Biologists at the University of California-San Diego have developed the first system for determining gene expression based on machine learning, according to an announcement from the university.
Gene expression is the process by which information encoded within genes leads to key products, such as proteins, the university said.
“This paper represents the first method to distinguish genes that can be expressed from those that cannot,” said Steve Briggs, a University of California-San Diego Division of Biological Sciences professor and senior author of the paper. “This is the basis for all of biology. Whether it’s drug discovery or plant breeding or evolution, this touches the basic studies of biology.”
The method, developed by graduate student Ryan Sartor, Briggs and their colleagues, was published Aug. 12 in Proceedings of the National Academy of Sciences.
Biologists have previously classified gene expression through experimental observations and scientific literature references, the researchers said, but the genomics field lacked a formalized process for revealing this information, called the “expressible gene set,” which comprises all protein-coding genes with the potential to be expressed.
“In biology, there is no method to do this,” Briggs said. “In the past, we’ve just had empirical approaches to making catalogs. We haven’t had scientific criteria that classifies the genes based on their molecular features.”
The new method leverages machine learning, the use of algorithms and other processes to analyze data and is based on an example set of nearly 30,000 maize plant genes containing specific, detailed molecular features. An advanced algorithm was trained on the data and “learned” to classify gene expression at 99.4% accuracy, the university said.
The key to the advancement is bringing together chromatin biology — which contributes to regulating the DNA packaging within cells — with molecular features that are known to determine gene expression. By combining these with mathematical machine learning, the new method of determining the species-wide set of transcribed genes, or “expressome,” then creates an atlas of expressible genes, the university explained.
The method may also be useful in understanding evolutionary mechanisms that silence certain genes.

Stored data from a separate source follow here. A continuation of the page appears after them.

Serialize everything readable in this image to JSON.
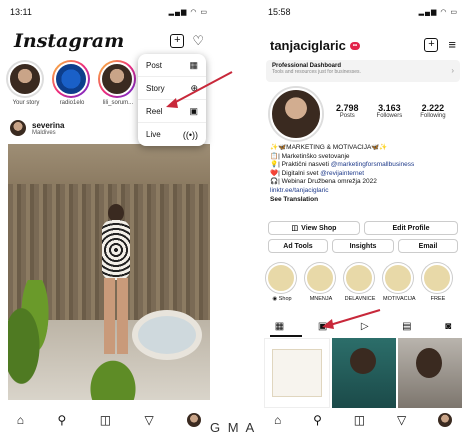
{
  "colors": {
    "accent_red": "#d0243a",
    "story_gradient": [
      "#f9ce34",
      "#ee2a7b",
      "#6228d7"
    ],
    "link": "#1e3a8a"
  },
  "left": {
    "status_time": "13:11",
    "app_logo": "Instagram",
    "top_icons": [
      "plus-square-icon",
      "heart-icon"
    ],
    "stories": [
      {
        "label": "Your story"
      },
      {
        "label": "radio1elo"
      },
      {
        "label": "lili_sorum..."
      }
    ],
    "post": {
      "user": "severina",
      "location": "Maldives"
    },
    "create_menu": [
      {
        "label": "Post",
        "icon": "grid-icon"
      },
      {
        "label": "Story",
        "icon": "story-icon"
      },
      {
        "label": "Reel",
        "icon": "reel-icon"
      },
      {
        "label": "Live",
        "icon": "live-icon"
      }
    ],
    "nav": [
      "home-icon",
      "search-icon",
      "shop-icon",
      "send-icon",
      "profile-icon"
    ]
  },
  "right": {
    "status_time": "15:58",
    "username": "tanjaciglaric",
    "dashboard": {
      "title": "Professional Dashboard",
      "subtitle": "Tools and resources just for businesses."
    },
    "stats": [
      {
        "num": "2.798",
        "label": "Posts"
      },
      {
        "num": "3.163",
        "label": "Followers"
      },
      {
        "num": "2.222",
        "label": "Following"
      }
    ],
    "bio": {
      "line1": "✨🦋MARKETING & MOTIVACIJA🦋✨",
      "line2": "📋| Marketinško svetovanje",
      "line3a": "💡| Praktični nasveti ",
      "line3b": "@marketingforsmallbusiness",
      "line4a": "❤️| Digitalni svet ",
      "line4b": "@revijainternet",
      "line5": "🎧| Webinar Družbena omrežja 2022",
      "link": "linktr.ee/tanjaciglaric",
      "translation": "See Translation"
    },
    "buttons": {
      "view_shop": "View Shop",
      "edit_profile": "Edit Profile",
      "ad_tools": "Ad Tools",
      "insights": "Insights",
      "email": "Email"
    },
    "highlights": [
      {
        "label": "Shop"
      },
      {
        "label": "MNENJA"
      },
      {
        "label": "DELAVNICE"
      },
      {
        "label": "MOTIVACIJA"
      },
      {
        "label": "FREE"
      }
    ],
    "tabs": [
      "grid-tab-icon",
      "reels-tab-icon",
      "video-tab-icon",
      "guides-tab-icon",
      "tagged-tab-icon"
    ],
    "nav": [
      "home-icon",
      "search-icon",
      "shop-icon",
      "send-icon",
      "profile-icon"
    ]
  },
  "watermark": "G M A"
}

Briggs is now applying the method to sorghum, an important grain for food and fodder, but noted that it can be useful beyond plant species. Ultimately, he said the new method is like a word decoder.
“The genome sequence is like a book,” Briggs explained. “The words are the genes. Until now, we couldn’t tell which DNA sequences were real words and which merely resembled words. By removing non-words, we now have a much more accurate reading of the book.”
Co-authors of the paper include Jaclyn Noshay and Nathan Springer of the University of Minnesota. The National Science Foundation’s Plant Genome Research Program supported the research.